I looked into why this was added for porg -- it does not seem to be related to reliability, but more so consistency of performance. I don't think that's a huge concern for upstream -- though in any case we should be capping the frequency in the DFLL driver for now since we don't support dynamic thermal capping.
>
> > Incidentally, some of the CVB tables in the upstream kernel seem to ignore speedo (I assume they are conservative) while rel-32 has different tables. So the upstream kernel is probably running at slightly unnecessarily high voltages.
>
> This is worrying as well, though most of those tables cannot currently
> be used as the fuse driver never assigns those cpu speedo ids.
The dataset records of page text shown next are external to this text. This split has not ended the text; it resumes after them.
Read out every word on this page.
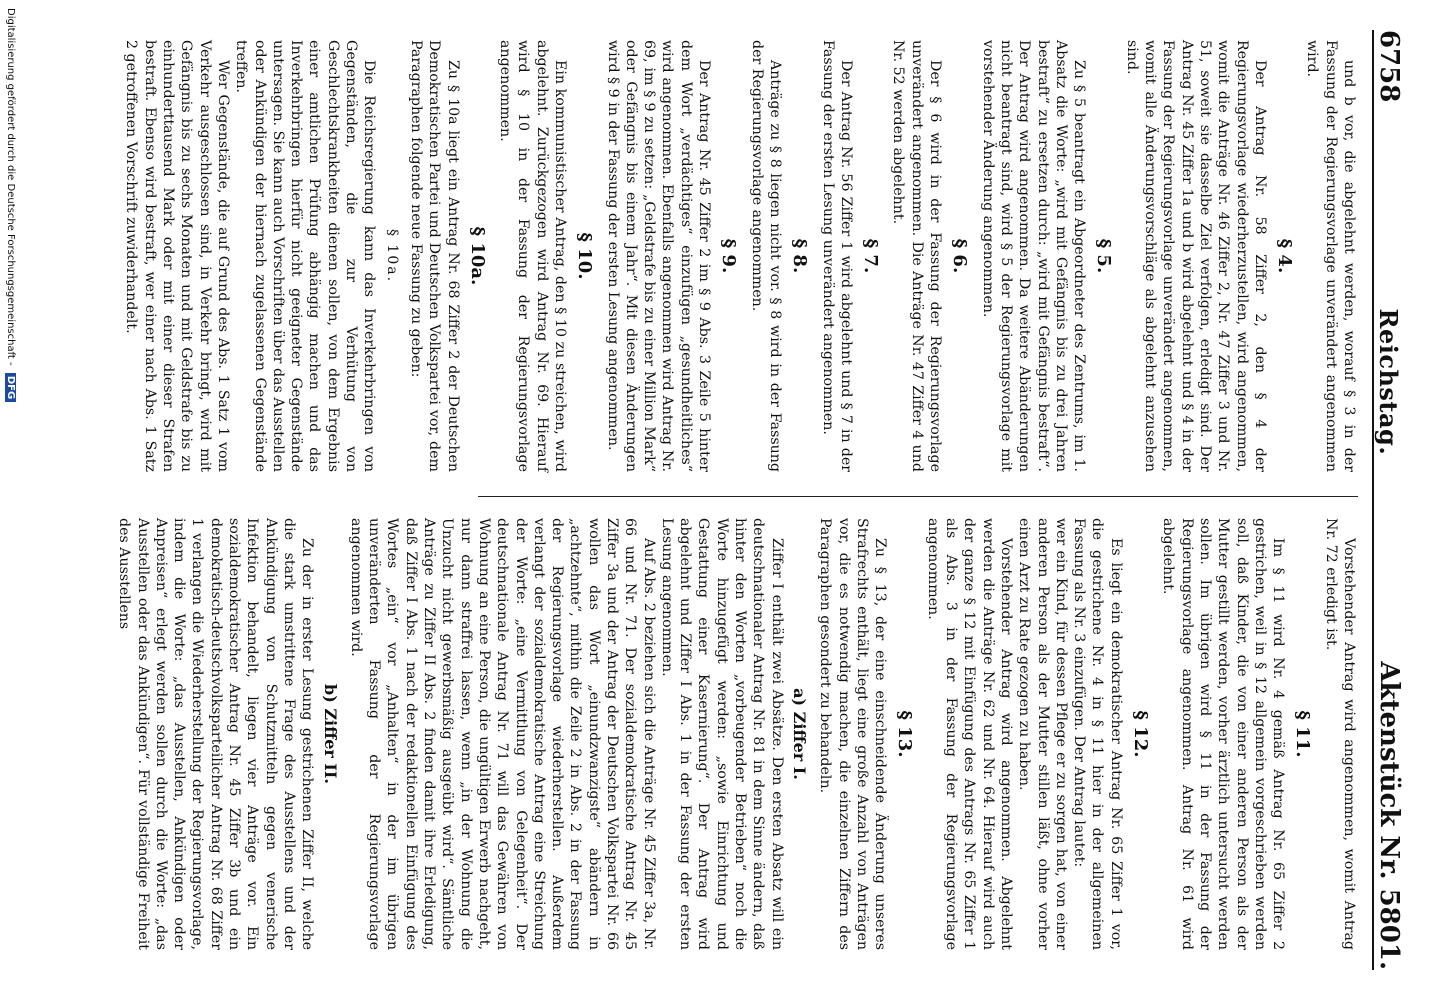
6758
Reichstag.
Aktenstück Nr. 5801.

und b vor, die abgelehnt werden, worauf § 3 in der Fassung der Regierungsvorlage unverändert angenommen wird.

§ 4.

Der Antrag Nr. 58 Ziffer 2, den § 4 der Regierungsvorlage wiederherzustellen, wird angenommen, womit die Anträge Nr. 46 Ziffer 2, Nr. 47 Ziffer 3 und Nr. 51, soweit sie dasselbe Ziel verfolgen, erledigt sind. Der Antrag Nr. 45 Ziffer 1a und b wird abgelehnt und § 4 in der Fassung der Regierungsvorlage unverändert angenommen, womit alle Änderungsvorschläge als abgelehnt anzusehen sind.

§ 5.

Zu § 5 beantragt ein Abgeordneter des Zentrums, im 1. Absatz die Worte: „wird mit Gefängnis bis zu drei Jahren bestraft“ zu ersetzen durch: „wird mit Gefängnis bestraft“. Der Antrag wird angenommen. Da weitere Abänderungen nicht beantragt sind, wird § 5 der Regierungsvorlage mit vorstehender Änderung angenommen.

§ 6.

Der § 6 wird in der Fassung der Regierungsvorlage unverändert angenommen. Die Anträge Nr. 47 Ziffer 4 und Nr. 52 werden abgelehnt.

§ 7.

Der Antrag Nr. 56 Ziffer 1 wird abgelehnt und § 7 in der Fassung der ersten Lesung unverändert angenommen.

§ 8.

Anträge zu § 8 liegen nicht vor. § 8 wird in der Fassung der Regierungsvorlage angenommen.

§ 9.

Der Antrag Nr. 45 Ziffer 2 im § 9 Abs. 3 Zeile 5 hinter dem Wort „verdächtiges“ einzufügen „gesundheitliches“ wird angenommen. Ebenfalls angenommen wird Antrag Nr. 69, im § 9 zu setzen: „Geldstrafe bis zu einer Million Mark“ oder Gefängnis bis einem Jahr“. Mit diesen Änderungen wird § 9 in der Fassung der ersten Lesung angenommen.

§ 10.

Ein kommunistischer Antrag, den § 10 zu streichen, wird abgelehnt. Zurückgezogen wird Antrag Nr. 69. Hierauf wird § 10 in der Fassung der Regierungsvorlage angenommen.

§ 10a.

Zu § 10a liegt ein Antrag Nr. 68 Ziffer 2 der Deutschen Demokratischen Partei und Deutschen Volkspartei vor, dem Paragraphen folgende neue Fassung zu geben:

§ 10a.

Die Reichsregierung kann das Inverkehrbringen von Gegenständen, die zur Verhütung von Geschlechtskrankheiten dienen sollen, von dem Ergebnis einer amtlichen Prüfung abhängig machen und das Inverkehrbringen hierfür nicht geeigneter Gegenstände untersagen. Sie kann auch Vorschriften über das Ausstellen oder Ankündigen der hiernach zugelassenen Gegenstände treffen.

Wer Gegenstände, die auf Grund des Abs. 1 Satz 1 vom Verkehr ausgeschlossen sind, in Verkehr bringt, wird mit Gefängnis bis zu sechs Monaten und mit Geldstrafe bis zu einhunderttausend Mark oder mit einer dieser Strafen bestraft. Ebenso wird bestraft, wer einer nach Abs. 1 Satz 2 getroffenen Vorschrift zuwiderhandelt.

Vorstehender Antrag wird angenommen, womit Antrag Nr. 72 erledigt ist.

§ 11.

Im § 11 wird Nr. 4 gemäß Antrag Nr. 65 Ziffer 2 gestrichen, weil in § 12 allgemein vorgeschrieben werden soll, daß Kinder, die von einer anderen Person als der Mutter gestillt werden, vorher ärztlich untersucht werden sollen. Im übrigen wird § 11 in der Fassung der Regierungsvorlage angenommen. Antrag Nr. 61 wird abgelehnt.

§ 12.

Es liegt ein demokratischer Antrag Nr. 65 Ziffer 1 vor, die gestrichene Nr. 4 in § 11 hier in der allgemeinen Fassung als Nr. 3 einzufügen. Der Antrag lautet:

wer ein Kind, für dessen Pflege er zu sorgen hat, von einer anderen Person als der Mutter stillen läßt, ohne vorher einen Arzt zu Rate gezogen zu haben.

Vorstehender Antrag wird angenommen. Abgelehnt werden die Anträge Nr. 62 und Nr. 64. Hierauf wird auch der ganze § 12 mit Einfügung des Antrags Nr. 65 Ziffer 1 als Abs. 3 in der Fassung der Regierungsvorlage angenommen.

§ 13.

Zu § 13, der eine einschneidende Änderung unseres Strafrechts enthält, liegt eine große Anzahl von Anträgen vor, die es notwendig machen, die einzelnen Ziffern des Paragraphen gesondert zu behandeln.

a) Ziffer I.

Ziffer I enthält zwei Absätze. Den ersten Absatz will ein deutschnationaler Antrag Nr. 81 in dem Sinne ändern, daß hinter den Worten „vorbeugender Betrieben“ noch die Worte hinzugefügt werden: „sowie Einrichtung und Gestattung einer Kasernierung“. Der Antrag wird abgelehnt und Ziffer I Abs. 1 in der Fassung der ersten Lesung angenommen.

Auf Abs. 2 beziehen sich die Anträge Nr. 45 Ziffer 3a, Nr. 66 und Nr. 71. Der sozialdemokratische Antrag Nr. 45 Ziffer 3a und der Antrag der Deutschen Volkspartei Nr. 66 wollen das Wort „einundzwanzigste“ abändern in „achtzehnte“, mithin die Zeile 2 in Abs. 2 in der Fassung der Regierungsvorlage wiederherstellen. Außerdem verlangt der sozialdemokratische Antrag eine Streichung der Worte: „eine Vermittlung von Gelegenheit“. Der deutschnationale Antrag Nr. 71 will das Gewähren von Wohnung an eine Person, die ungültigen Erwerb nachgeht, nur dann straffrei lassen, wenn „in der Wohnung die Unzucht nicht gewerbsmäßig ausgeübt wird“. Sämtliche Anträge zu Ziffer II Abs. 2 finden damit ihre Erledigung, daß Ziffer I Abs. 1 nach der redaktionellen Einfügung des Wortes „ein“ vor „Anhalten“ in der im übrigen unveränderten Fassung der Regierungsvorlage angenommen wird.

b) Ziffer II.

Zu der in erster Lesung gestrichenen Ziffer II, welche die stark umstrittene Frage des Ausstellens und der Ankündigung von Schutzmitteln gegen venerische Infektion behandelt, liegen vier Anträge vor. Ein sozialdemokratischer Antrag Nr. 45 Ziffer 3b und ein demokratisch-deutschvolksparteilicher Antrag Nr. 68 Ziffer 1 verlangen die Wiederherstellung der Regierungsvorlage, indem die Worte: „das Ausstellen, Ankündigen oder Anpreisen“ erlegt werden sollen durch die Worte: „das Ausstellen oder das Ankündigen“. Für vollständige Freiheit des Ausstellens

Digitalisierung gefördert durch die Deutsche Forschungsgemeinschaft - DFG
All I
> checked in this series was that the correct cpu speedo id was picked
> and the appropriate CVB table was applied to p2371-2180, p3450-0000,
> and p3541-0000. I haven't yet researched what the speedo values mean
> and do. There's many other sku's missing as well. Such as the one's
> used by the shield tv's. I have as of yet been unable to boot to
> userspace on p2571-0930/1 or p2894-0050, so I haven't determined which
> sku(s) are used by those to add them here. I'm in the process of
> getting uart access to continue that endeavour.
The speedo values are coefficients used to calculate voltage requirements for frequency operating points. Usually that kind of stuff starts with conservative constant values that are then refined, so my assumption is that the fixed values we currently have are safe but unoptimal (at least when they get used).